SEATTLE — Two years ago, Seattle Pacific University javelin thrower Brittany Aanstad was competing at the Great Northwest Athletic Conference track and field championships.
She was throwing well, but her elbow hurt.
Of course, being a champion means playing through pain, so Aanstad kept throwing. And on her final attempt, she made a winning toss of 147 feet, 10 inches.
It was a joyful moment for the SPU freshman. But, darn, her elbow still hurt.
Aanstad, a 2007 graduate of Lake Stevens High School, was supposed to compete at the NCAA Division II championships a few weeks later, but by then she had a diagnosis for her sore arm. She had torn the ulnar collateral ligament in her elbow, which is an injury common to throwing athletes and most often major league baseball pitchers.
And like many of those players, Aanstad needed a procedure — Tommy John surgery, named for the pitcher who first had the operation — to restore her elbow.
In July of 2008, a hamstring tendon taken from a cadaver was surgically inserted into Aanstad’s arm and threaded in a figure-eight pattern through four holes drilled in her ulna and humerus bones. She was in a cast for two weeks and a sling for two more weeks before beginning an arduous, year-long rehabilitation.
“It’s a long, long recovery from surgery,” she said. “It was a dark year, to be completely honest. I couldn’t even shoot a basketball. I couldn’t do anything, so it was a rough year.”
But the gloomy months of 2009 have apparently given way to a more promising 2010.
The 21-year-old Aanstad, now a redshirt sophomore, is training again and has thrown over 160 feet in practice, or about 13 feet beyond her conference-winning mark from two years ago. She should be one of the top NCAA Division II javelin throwers this season with a chance to qualify for the U.S. Track and Field Championships later in the spring.
“My arm feels good,” she said. “But my expectations for this first year are just to be at a competitive level. If I’m competitive at a high level, I think that’s all I can ask for. And after that, I’ll have two more years of high hopes.”
Aanstad is left with a 3-inch scar on the inside of her right elbow and a new body part that friends have nicknamed Ligament Lucy.
“That’s her name,” Aanstad said with a smile. “No one really asks me how my arm is. They ask me how Lucy is.”
According to SPU head track coach Karl Lerum, Aanstad used her redshirt year to train in whatever ways she could, including her footwork, which is critical to a proper javelin release.

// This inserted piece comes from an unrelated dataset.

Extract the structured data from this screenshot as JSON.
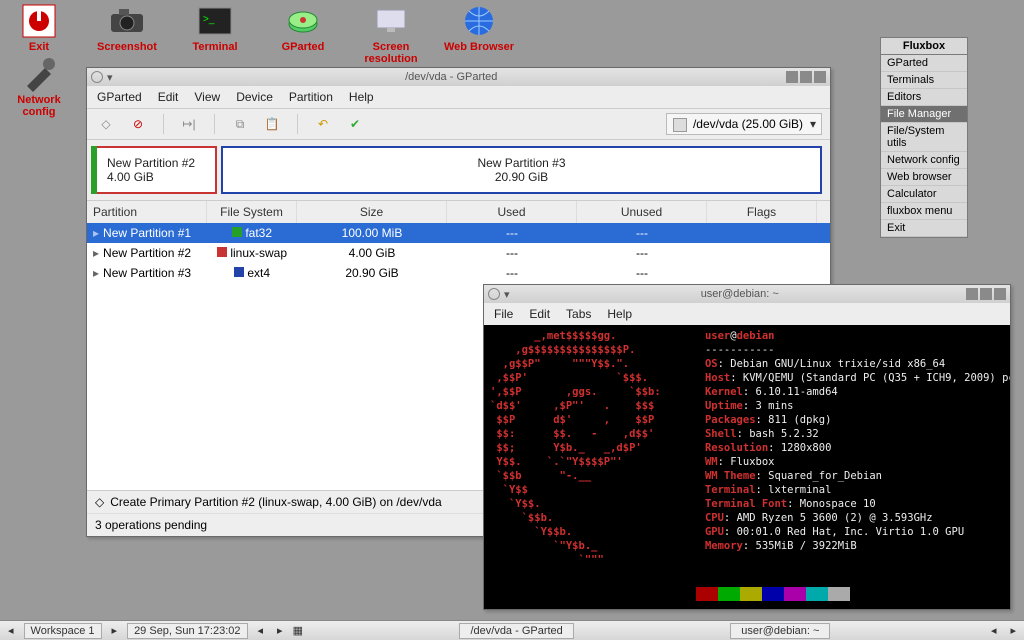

“Brittany is sort of the equivalent of a track gym rat,” he said. “She loves the track, she loves training and she loves getting better at things. She’s really a student of track.”
Even during the many months “when she couldn’t touch a weight or any kind of throwing implement, she worked very hard around her injuries. She was able to focus her training on the parts of her body she could work on.”
Going into the new season, Lerum added, “I think she can win a national championship in Division II, no question about that. She has the ability. Now she has to stay healthy in other parts of her body, and then put it together in a meet.”
Because Aanstad is a gifted all-around athlete, she also does well in the heptathlon, which is an outdoor track event for women that includes, in order, the 100-meter hurdles, high jump, shot put, 200, long jump, javelin and 800.
She already excels in the javelin, Lerum said, “and she has a tremendous high jump, a good long jump, and she’s getting better at the hurdles, 200 and 800. So I think she can be 5,000-point heptathlete this year, which is a very strong score.”
For now, in fact, Aanstad considers herself more of a heptathlete than a javelin thrower because “I like the heptathlon a lot,” she said. “If I had it my way, I would do the heptathlon and I’d pole vault. … I think I’d go crazy if I could only do the javelin.”
And yet her greater future potential is likely in the javelin. If she can get to 170 or 175 feet in two years, she could probably throw at the U.S. Olympic Trials for the 2012 Games in London. And a chance to be an Olympian is probably her ultimate desire in track and field.
But those are all distant dreams, she knows, given what has been — and still is — a long and difficult road of recovery.
“I’ve worked really hard not to psych myself up too big,” she said, “because it’s been a long time (since she last competed). All I hope to do this year is be competitive and then see where that puts me.”